1

Let me explain a bit better my problem.

I have a .csv that contains columns with 'False' or 'True' and others with 'true' and 'false' (note the presence of capital letters or not).

I'm ok with pandas read_csv function converting the first ones directly to Python boolean True and False.

However, I want to keep 'true' and 'false' as strings but they are converted to Python boolean True and False.

Is there a way to keep them as strings ?


I know about true_values optional keyword to add values to consider as True but it adds values, and not replaces values to consider True.

If come accross this other StackOverlow post but can't apply it to my problem as I want some columns with True and some with 'true' and the only way to know which columns needs to be a string or not is to read the data (but it is converted thus this post).

Thanks in advance for any help,

VictorGalisson
  • 635
  • 9
  • 27
  • So you want to have a column with boolean and strings? – Dani Mesejo Nov 27 '19 at 10:30
  • 1
    Have you tried to define the `dtype` of these columns to `str`? – Aryerez Nov 27 '19 at 10:33
  • @DanielMesejo no, each column has a separated type, when there is 'True' or 'False', I know there is only correct boolean values. However, when there is 'true' or 'false', it's only string. – VictorGalisson Nov 27 '19 at 10:40
  • @Aryerez the issue is that there is quite a lot of columns and the only way to know which columns needs to be a string or not is to read the data.
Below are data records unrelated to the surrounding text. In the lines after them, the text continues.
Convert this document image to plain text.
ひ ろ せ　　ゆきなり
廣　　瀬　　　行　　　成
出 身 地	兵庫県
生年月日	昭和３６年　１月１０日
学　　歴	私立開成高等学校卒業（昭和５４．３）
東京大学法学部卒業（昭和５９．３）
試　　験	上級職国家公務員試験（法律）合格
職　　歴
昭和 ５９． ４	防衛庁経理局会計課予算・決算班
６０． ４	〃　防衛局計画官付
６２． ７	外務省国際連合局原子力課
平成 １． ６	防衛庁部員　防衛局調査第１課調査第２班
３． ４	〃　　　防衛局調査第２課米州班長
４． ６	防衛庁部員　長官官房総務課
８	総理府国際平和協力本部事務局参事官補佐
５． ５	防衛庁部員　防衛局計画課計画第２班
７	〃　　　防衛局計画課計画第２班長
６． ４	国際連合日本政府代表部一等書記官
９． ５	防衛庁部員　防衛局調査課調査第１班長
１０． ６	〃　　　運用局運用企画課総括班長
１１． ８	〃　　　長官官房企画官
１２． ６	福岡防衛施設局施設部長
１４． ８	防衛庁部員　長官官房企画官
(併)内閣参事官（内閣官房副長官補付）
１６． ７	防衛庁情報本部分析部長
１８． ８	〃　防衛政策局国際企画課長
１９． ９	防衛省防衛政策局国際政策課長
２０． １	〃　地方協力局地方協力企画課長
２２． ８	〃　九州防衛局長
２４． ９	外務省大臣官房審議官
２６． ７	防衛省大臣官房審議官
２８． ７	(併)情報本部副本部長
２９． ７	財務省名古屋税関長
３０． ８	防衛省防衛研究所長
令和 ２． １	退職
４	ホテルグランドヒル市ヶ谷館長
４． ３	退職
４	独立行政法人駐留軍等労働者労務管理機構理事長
And I didn't find a way to programmatically define the dtype of those specific columns. – VictorGalisson Nov 27 '19 at 10:42
  • 1
    @VictorGalisson So define them all as strings, and then read them in python. – Aryerez Nov 27 '19 at 10:45
  • @Aryerez getting them all as strings is not what I really want but this seems to be the most convenient solution. – VictorGalisson Nov 27 '19 at 11:03
  • 1
    if you plan on doing the type inference by yourself, maybe [this](https://stackoverflow.com/questions/2859674/converting-python-list-of-strings-to-their-type) is helpful – FObersteiner Nov 27 '19 at 11:21

1 Answers1

1

illustrating Aryerez's comment, you can specify the dtype. given a csv 'test.csv' containing

a,b
True,true
False,false

you could call

import pandas as pd
df = pd.read_csv('test.csv', dtype={'a': bool, 'b': str})

giving you

df
Out[5]: 
       a      b
0   True   true
1  False  false

df.info()
<class 'pandas.core.frame.DataFrame'>
RangeIndex: 2 entries, 0 to 1
Data columns (total 2 columns):
a    2 non-null bool
b    2 non-null object
dtypes: bool(1), object(1)
memory usage: 146.0+ bytes

What you could also do is mapping the column back to str, e.g. like in the linked post

df['b'] = df['b'].map({True: 'true', False: 'false'})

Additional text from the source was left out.